In software people call this phenomenon tech debt. It's like when you take a credit at a bank: you get the money (ship feature) at the same time you get the burden of interests (architectural disorder).
What's especially bad with tech debt is that you don't see it directly. There is no account which highlights "47 points of tech debt accumulated". Developers tend to have a gut feeling about it–most often they complain about that there's too much tech debt. When you ask the developers where the problem lies then you get basically this answer: "Everywhere!".

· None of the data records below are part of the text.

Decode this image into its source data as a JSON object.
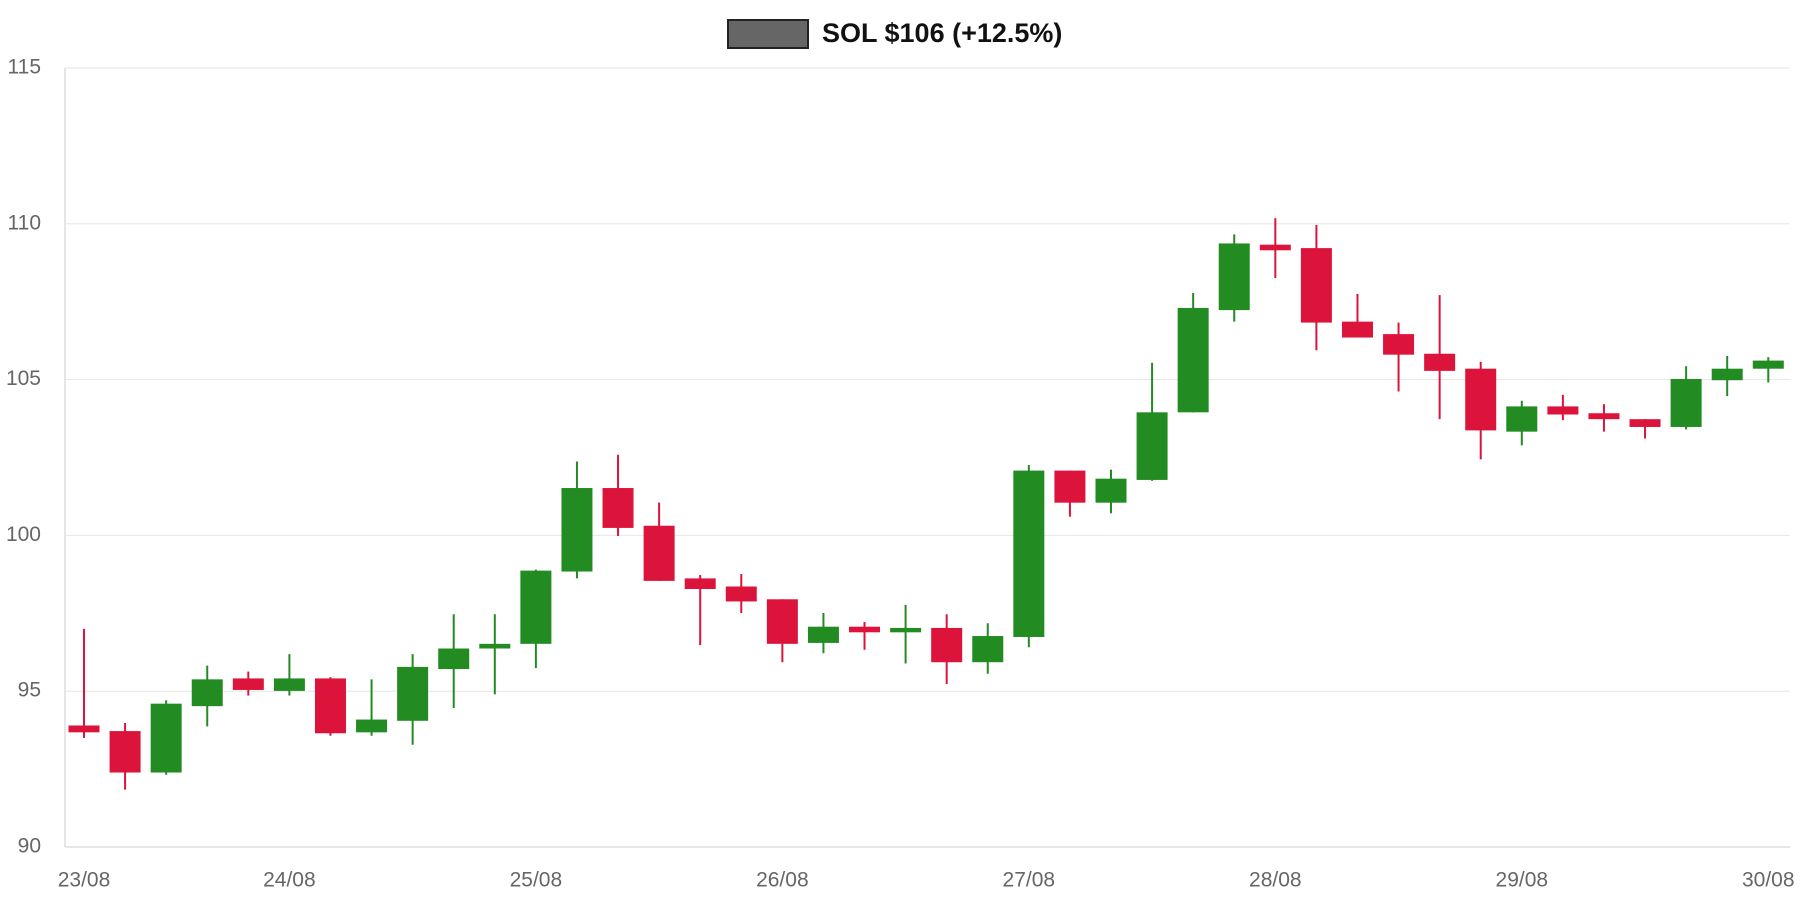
{
  "chart_data": {
    "type": "candlestick",
    "categories": [
      "23/08",
      null,
      null,
      null,
      null,
      "24/08",
      null,
      null,
      null,
      null,
      null,
      "25/08",
      null,
      null,
      null,
      null,
      null,
      "26/08",
      null,
      null,
      null,
      null,
      null,
      "27/08",
      null,
      null,
      null,
      null,
      null,
      "28/08",
      null,
      null,
      null,
      null,
      null,
      "29/08",
      null,
      null,
      null,
      null,
      null,
      "30/08"
    ],
    "series": [
      {
        "name": "SOL $106 (+12.5%)",
        "color": "#666666",
        "open": [
          93.9,
          93.72,
          92.39,
          94.52,
          95.41,
          95.01,
          95.41,
          93.68,
          94.05,
          95.71,
          96.37,
          96.52,
          98.84,
          101.52,
          100.31,
          98.62,
          98.36,
          97.95,
          96.55,
          97.07,
          96.89,
          97.03,
          95.93,
          96.74,
          102.08,
          101.05,
          101.78,
          103.95,
          107.23,
          109.33,
          109.22,
          106.86,
          106.46,
          105.83,
          105.35,
          103.33,
          104.14,
          103.92,
          103.73,
          103.48,
          104.98,
          105.35
        ],
        "high": [
          97.0,
          93.98,
          94.71,
          95.82,
          95.63,
          96.19,
          95.45,
          95.38,
          96.19,
          97.47,
          97.47,
          98.9,
          102.37,
          102.59,
          101.05,
          98.73,
          98.76,
          97.95,
          97.51,
          97.22,
          97.77,
          97.47,
          97.18,
          102.26,
          102.08,
          102.11,
          105.54,
          107.78,
          109.66,
          110.18,
          109.96,
          107.75,
          106.83,
          107.71,
          105.57,
          104.32,
          104.51,
          104.21,
          103.73,
          105.43,
          105.76,
          105.72
        ],
        "low": [
          93.5,
          91.84,
          92.32,
          93.87,
          94.86,
          94.86,
          93.57,
          93.57,
          93.28,
          94.46,
          94.9,
          95.74,
          98.62,
          99.98,
          98.54,
          96.48,
          97.51,
          95.93,
          96.22,
          96.33,
          95.89,
          95.23,
          95.56,
          96.41,
          100.6,
          100.71,
          101.75,
          103.95,
          106.86,
          108.26,
          105.94,
          106.35,
          104.62,
          103.73,
          102.44,
          102.89,
          103.7,
          103.33,
          103.11,
          103.4,
          104.47,
          104.91
        ],
        "close": [
          93.68,
          92.39,
          94.6,
          95.38,
          95.04,
          95.41,
          93.65,
          94.09,
          95.78,
          96.37,
          96.52,
          98.87,
          101.52,
          100.24,
          98.54,
          98.28,
          97.88,
          96.52,
          97.07,
          96.89,
          97.03,
          95.93,
          96.77,
          102.08,
          101.05,
          101.82,
          103.95,
          107.3,
          109.37,
          109.15,
          106.83,
          106.35,
          105.8,
          105.28,
          103.37,
          104.14,
          103.88,
          103.73,
          103.48,
          105.02,
          105.35,
          105.61
        ]
      }
    ],
    "up_color": "#228b22",
    "down_color": "#dc143c",
    "ylim": [
      90,
      115
    ],
    "yticks": [
      90,
      95,
      100,
      105,
      110,
      115
    ],
    "grid": true,
    "legend": "top"
  }
}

This response usually doesn't help and we still don't know where to start reducing the tech debt for the best return on investment. Bigger companies work with a lot of management KPIs so why there isn't one for tech debt? This would give managers and developers alike another helpful tool in their toolbox.
In the last decade I have spent a couple of thoughts on how great it would be if we had, at least, an indicator where to look at. Something that points you at the biggest mountain of garbage of all mountains of garbage. Over the years I've developed my own technique on how to find such hot spots in the code. When joining a bigger code base–let's say 100k+ lines of code–what I did was the following:
- List the biggest files and modules in terms of lines of code
- List the most complex files and modules in terms of cyclomatic complexity
- List the least cohesive files and modules in terms of some cohesion metric
It gives me good hints on what places in the code could turn out to be hard to change, evolve and maintain. I didn't use a tool for this metrics so it's unpleasant to repeat over and over. I did it mostly "by hand" with ad-hoc scripts using an IDE and the command line. It was better than nothing but suffered from just being a snapshot in time. It lacked the time factor.

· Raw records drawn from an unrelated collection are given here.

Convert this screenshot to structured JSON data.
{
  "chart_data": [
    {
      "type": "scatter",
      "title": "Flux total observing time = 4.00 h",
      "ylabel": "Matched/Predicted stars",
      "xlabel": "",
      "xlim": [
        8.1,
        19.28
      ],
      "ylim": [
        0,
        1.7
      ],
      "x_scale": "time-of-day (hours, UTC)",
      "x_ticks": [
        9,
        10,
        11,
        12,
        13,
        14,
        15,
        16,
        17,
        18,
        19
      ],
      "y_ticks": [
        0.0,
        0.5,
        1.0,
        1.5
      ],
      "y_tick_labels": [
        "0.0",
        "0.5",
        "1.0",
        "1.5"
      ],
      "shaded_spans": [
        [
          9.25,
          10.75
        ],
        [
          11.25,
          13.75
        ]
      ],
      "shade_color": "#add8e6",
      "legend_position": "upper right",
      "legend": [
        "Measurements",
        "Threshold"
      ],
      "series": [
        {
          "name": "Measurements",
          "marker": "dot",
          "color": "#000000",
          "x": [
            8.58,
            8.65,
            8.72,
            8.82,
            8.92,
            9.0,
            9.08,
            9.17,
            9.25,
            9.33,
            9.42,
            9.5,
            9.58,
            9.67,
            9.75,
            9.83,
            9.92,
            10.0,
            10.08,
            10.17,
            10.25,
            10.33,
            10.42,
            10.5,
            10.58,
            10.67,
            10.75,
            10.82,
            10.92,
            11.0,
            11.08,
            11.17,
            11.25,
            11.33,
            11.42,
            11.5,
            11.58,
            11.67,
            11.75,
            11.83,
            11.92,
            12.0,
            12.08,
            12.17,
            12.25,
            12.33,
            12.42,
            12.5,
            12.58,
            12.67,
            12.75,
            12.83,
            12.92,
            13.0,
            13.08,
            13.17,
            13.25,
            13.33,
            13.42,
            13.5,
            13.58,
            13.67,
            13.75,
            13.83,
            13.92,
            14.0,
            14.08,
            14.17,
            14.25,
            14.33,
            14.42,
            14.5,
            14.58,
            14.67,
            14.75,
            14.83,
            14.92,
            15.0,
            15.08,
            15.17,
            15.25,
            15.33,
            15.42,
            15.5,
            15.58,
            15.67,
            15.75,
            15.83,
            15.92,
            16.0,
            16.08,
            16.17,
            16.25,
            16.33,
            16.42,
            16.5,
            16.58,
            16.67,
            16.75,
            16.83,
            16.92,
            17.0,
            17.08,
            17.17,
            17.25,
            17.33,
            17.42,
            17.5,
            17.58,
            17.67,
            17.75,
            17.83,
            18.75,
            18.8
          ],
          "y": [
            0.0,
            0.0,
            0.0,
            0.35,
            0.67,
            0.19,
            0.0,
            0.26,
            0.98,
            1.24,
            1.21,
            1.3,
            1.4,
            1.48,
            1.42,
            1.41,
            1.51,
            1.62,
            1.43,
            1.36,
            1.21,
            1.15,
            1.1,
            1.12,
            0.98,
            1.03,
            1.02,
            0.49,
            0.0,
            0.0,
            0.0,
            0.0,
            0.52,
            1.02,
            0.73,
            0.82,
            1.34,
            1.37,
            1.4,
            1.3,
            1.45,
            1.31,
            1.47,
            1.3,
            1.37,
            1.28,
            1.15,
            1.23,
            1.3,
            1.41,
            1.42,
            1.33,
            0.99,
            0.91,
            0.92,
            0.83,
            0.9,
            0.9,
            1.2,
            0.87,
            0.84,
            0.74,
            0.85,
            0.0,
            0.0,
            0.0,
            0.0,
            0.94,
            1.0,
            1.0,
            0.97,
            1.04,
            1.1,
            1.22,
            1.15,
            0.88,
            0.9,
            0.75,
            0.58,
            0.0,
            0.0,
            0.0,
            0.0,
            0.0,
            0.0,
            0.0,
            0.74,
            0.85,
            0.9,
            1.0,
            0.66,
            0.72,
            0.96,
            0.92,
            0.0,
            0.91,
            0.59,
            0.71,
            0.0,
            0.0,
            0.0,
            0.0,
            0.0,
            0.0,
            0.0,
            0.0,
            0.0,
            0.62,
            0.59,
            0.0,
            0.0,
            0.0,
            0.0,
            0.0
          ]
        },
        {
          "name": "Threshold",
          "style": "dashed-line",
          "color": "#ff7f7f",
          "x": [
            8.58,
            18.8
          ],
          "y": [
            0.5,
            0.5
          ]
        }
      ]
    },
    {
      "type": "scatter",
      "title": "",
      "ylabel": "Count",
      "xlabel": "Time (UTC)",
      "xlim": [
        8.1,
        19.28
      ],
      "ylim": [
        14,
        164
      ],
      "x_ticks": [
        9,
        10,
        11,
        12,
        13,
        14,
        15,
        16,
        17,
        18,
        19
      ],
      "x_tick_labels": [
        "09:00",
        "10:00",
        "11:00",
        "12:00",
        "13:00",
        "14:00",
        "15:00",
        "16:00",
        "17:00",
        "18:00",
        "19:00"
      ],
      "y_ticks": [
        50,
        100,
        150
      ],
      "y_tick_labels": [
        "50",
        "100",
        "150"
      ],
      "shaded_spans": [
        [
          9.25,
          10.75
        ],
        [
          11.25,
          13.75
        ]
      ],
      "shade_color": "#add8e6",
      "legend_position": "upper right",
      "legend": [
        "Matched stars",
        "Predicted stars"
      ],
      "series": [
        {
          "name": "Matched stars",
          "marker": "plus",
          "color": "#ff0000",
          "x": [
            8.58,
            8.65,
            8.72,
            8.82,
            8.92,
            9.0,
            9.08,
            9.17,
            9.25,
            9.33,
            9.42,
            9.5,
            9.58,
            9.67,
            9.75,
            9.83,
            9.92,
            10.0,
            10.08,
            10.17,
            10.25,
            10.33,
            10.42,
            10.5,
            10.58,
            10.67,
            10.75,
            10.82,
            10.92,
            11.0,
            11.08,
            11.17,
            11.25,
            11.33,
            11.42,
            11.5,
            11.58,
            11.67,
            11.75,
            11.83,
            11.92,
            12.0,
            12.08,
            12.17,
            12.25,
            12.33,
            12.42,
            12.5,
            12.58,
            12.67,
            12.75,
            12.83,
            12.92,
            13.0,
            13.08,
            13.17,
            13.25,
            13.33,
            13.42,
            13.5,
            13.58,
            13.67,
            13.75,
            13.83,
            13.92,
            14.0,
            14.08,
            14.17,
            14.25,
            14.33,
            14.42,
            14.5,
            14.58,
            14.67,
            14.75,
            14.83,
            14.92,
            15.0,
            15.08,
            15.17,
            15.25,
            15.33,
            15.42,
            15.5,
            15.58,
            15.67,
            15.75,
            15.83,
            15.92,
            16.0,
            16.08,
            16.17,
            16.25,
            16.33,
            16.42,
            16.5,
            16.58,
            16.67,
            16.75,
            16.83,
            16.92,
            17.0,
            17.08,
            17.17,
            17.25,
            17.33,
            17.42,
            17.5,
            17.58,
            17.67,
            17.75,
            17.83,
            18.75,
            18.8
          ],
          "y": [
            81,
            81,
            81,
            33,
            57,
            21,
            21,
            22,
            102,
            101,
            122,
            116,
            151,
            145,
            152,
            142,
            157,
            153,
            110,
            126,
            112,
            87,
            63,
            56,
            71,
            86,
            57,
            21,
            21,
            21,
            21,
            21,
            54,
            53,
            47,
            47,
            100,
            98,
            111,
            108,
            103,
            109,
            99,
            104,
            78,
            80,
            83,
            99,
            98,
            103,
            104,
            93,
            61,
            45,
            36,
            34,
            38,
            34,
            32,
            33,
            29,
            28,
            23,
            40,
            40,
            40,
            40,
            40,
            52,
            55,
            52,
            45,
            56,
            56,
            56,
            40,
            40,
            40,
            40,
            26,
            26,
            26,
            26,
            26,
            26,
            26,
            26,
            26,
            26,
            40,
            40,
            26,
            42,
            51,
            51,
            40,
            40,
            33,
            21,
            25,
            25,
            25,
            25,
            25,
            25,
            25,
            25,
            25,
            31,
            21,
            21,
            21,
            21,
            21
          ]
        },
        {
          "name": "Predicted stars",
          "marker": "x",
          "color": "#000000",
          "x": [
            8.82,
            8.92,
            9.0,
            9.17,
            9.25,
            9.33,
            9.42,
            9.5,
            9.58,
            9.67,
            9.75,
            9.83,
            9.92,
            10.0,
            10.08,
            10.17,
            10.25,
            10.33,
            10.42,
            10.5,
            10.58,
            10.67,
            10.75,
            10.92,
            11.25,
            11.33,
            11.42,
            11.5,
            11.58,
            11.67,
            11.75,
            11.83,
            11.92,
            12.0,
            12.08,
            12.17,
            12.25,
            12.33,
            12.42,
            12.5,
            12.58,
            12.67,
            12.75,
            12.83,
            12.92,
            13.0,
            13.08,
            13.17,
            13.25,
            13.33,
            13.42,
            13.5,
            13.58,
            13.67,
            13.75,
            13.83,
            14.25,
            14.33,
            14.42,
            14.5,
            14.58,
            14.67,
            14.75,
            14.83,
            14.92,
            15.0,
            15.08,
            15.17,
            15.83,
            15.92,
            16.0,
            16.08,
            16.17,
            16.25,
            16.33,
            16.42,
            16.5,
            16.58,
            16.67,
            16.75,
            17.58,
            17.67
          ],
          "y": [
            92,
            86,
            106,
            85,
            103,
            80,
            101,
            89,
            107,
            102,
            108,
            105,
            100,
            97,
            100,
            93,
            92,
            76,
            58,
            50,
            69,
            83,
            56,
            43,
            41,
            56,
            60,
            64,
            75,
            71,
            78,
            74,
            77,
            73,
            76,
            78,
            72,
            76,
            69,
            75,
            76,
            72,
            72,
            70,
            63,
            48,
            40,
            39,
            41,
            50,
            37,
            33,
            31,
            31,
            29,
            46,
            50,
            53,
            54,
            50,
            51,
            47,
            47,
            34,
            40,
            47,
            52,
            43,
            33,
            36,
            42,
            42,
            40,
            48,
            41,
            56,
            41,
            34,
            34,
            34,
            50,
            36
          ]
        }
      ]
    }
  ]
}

Lately I stumbled across the activities in this field from Adam Tornhill. He also wrote a book about how to do forensic code analysis which should serve as a tool to pinpoint problems in a code base. I read it. He describes all the techniques in sufficient detail so that you could implement them yourself. His approach is similar to the steps that I do but also includes the time factor which I left out.
Adam looks at the project's code history by extracting this information out of the source control tool like Git. The premise is that complex code doesn't necessarily pose a problem. In contrast it does so when it is touched and changed. The more frequently it changes the worse it gets. It's so simple and clever at the same time that I cannot believe it didn't come to my mind–I'm not feeling envious.
Currently I'm using Adam's approach for a consulting project. The scripts (they are free and open-source) are ready-to-use and help to inspect the project's code and architectural health. The company faces some big challenges because they want to get away from a project-specific to a more product-oriented offering. It isn't an easy job but this tool gives me–as a consultant–but also the company's management an additional tool to detect defects more easily than just solely relying on gut feeling.